You ever be so far in your thoughts that you give yourself a headache?! That is my life today. I'm highkey in my thoughts, lowkey in my feelings. Am I depressed?! Is this what depression feels like?! Some of the thoughts haven't been too kind. Maybe it's just "One of those days." I've lowkey been off since this morning and I don't like that. I know part of the reason but the other parts know better. So why do I do this to myself?! Why do I allow thoughts to fester and dig deep into the crevices of my mind knowing it'll be hard to pull them out in entirety and thus some may linger long after I think/thought they've dissipated. Why do I almost go into a rabbit hole questioning my self worth...not so much self worth...my purpose. Why am I here? Why do I feel the way that I do in this moment and why does it seem like no one is able to see that I'm in my thoughts and in my feelings and lowkey being unkind to self?
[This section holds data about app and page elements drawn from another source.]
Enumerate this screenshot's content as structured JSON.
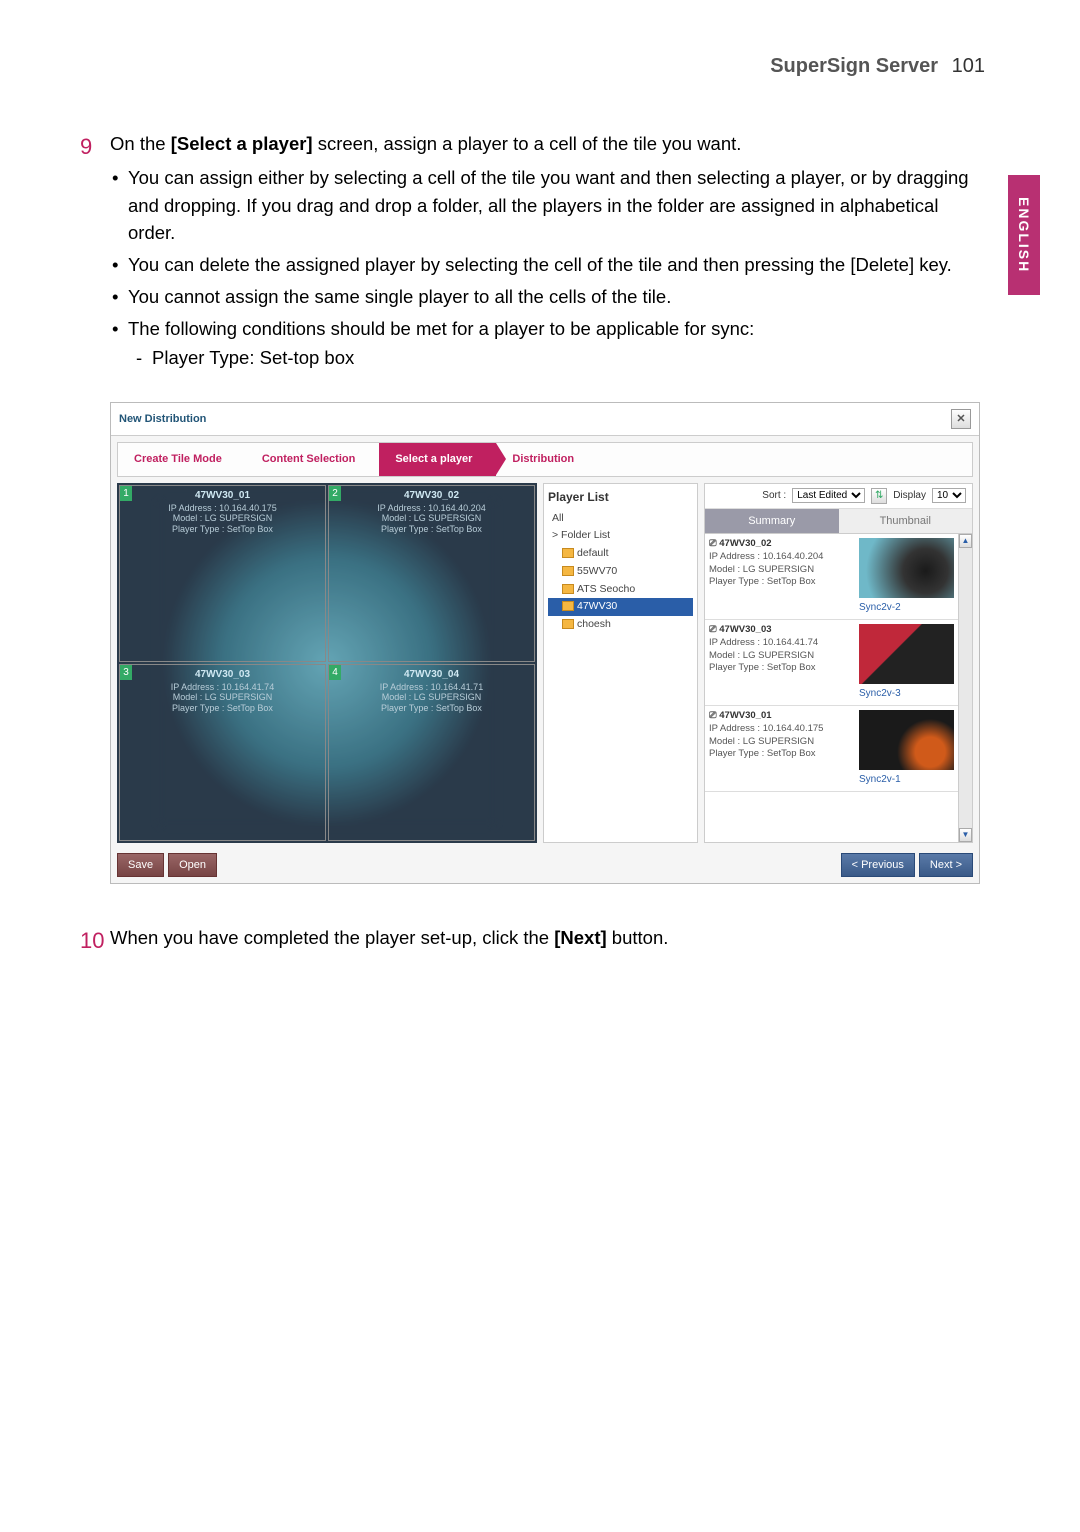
{
  "header": {
    "title": "SuperSign Server",
    "page_number": "101"
  },
  "side_tab": "ENGLISH",
  "step9": {
    "num": "9",
    "lead_before": "On the ",
    "lead_bold": "[Select a player]",
    "lead_after": " screen, assign a player to a cell of the tile you want.",
    "bul1": "You can assign either by selecting a cell of the tile you want and then selecting a player, or by dragging and dropping. If you drag and drop a folder, all the players in the folder are assigned in alphabetical order.",
    "bul2": "You can delete the assigned player by selecting the cell of the tile and then pressing the [Delete] key.",
    "bul3": "You cannot assign the same single player to all the cells of the tile.",
    "bul4": "The following conditions should be met for a player to be applicable for sync:",
    "sub1": "Player Type: Set-top box"
  },
  "step10": {
    "num": "10",
    "lead_before": "When you have completed the player set-up, click the ",
    "lead_bold": "[Next]",
    "lead_after": " button."
  },
  "shot": {
    "title": "New Distribution",
    "close": "✕",
    "wizard": [
      "Create Tile Mode",
      "Content Selection",
      "Select a player",
      "Distribution"
    ],
    "tile_common": {
      "model": "Model : LG SUPERSIGN",
      "ptype": "Player Type : SetTop Box"
    },
    "tiles": [
      {
        "n": "1",
        "name": "47WV30_01",
        "ip": "IP Address : 10.164.40.175"
      },
      {
        "n": "2",
        "name": "47WV30_02",
        "ip": "IP Address : 10.164.40.204"
      },
      {
        "n": "3",
        "name": "47WV30_03",
        "ip": "IP Address : 10.164.41.74"
      },
      {
        "n": "4",
        "name": "47WV30_04",
        "ip": "IP Address : 10.164.41.71"
      }
    ],
    "plist": {
      "title": "Player List",
      "all": "All",
      "folder": "> Folder List",
      "items": [
        "default",
        "55WV70",
        "ATS Seocho",
        "47WV30",
        "choesh"
      ],
      "selected_index": 3
    },
    "rp": {
      "sort_label": "Sort :",
      "sort_value": "Last Edited",
      "display_label": "Display",
      "display_value": "10",
      "tabs": [
        "Summary",
        "Thumbnail"
      ],
      "rows": [
        {
          "name": "47WV30_02",
          "ip": "IP Address : 10.164.40.204",
          "cap": "Sync2v-2",
          "imgclass": "b"
        },
        {
          "name": "47WV30_03",
          "ip": "IP Address : 10.164.41.74",
          "cap": "Sync2v-3",
          "imgclass": "c"
        },
        {
          "name": "47WV30_01",
          "ip": "IP Address : 10.164.40.175",
          "cap": "Sync2v-1",
          "imgclass": "d"
        }
      ],
      "common": {
        "model": "Model : LG SUPERSIGN",
        "ptype": "Player Type : SetTop Box"
      }
    },
    "footer": {
      "save": "Save",
      "open": "Open",
      "prev": "< Previous",
      "next": "Next >"
    }
  }
}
Am I that unreadable or that unloved? I feel like my brain is trying to escape my skull. I keep clinching my jaws. I just wiped some tears from my eyes and I can't help but wonder why I feel alone right now. I'm not alone. I care about myself. I have family and friends that care about me. I do tend to distance myself and become short when I'm feeling a way though and I don't know...part of me feels like people should pick up on that but how could they. Why would they? Here's that unreadable vs unlovable bullshit ass debate my mind is trying to throw at me...again. I don't know. I think sometimes I just want someone to pick up on my energy and recognize that I'm not ok. Usually I am though. Perhaps that's part of why my sad days...my too embedded in my thought days...my Ash is a bit off days go unnoticed. I don't know. I think I need to start writing/blogging/getting my thoughts out more....I feel better.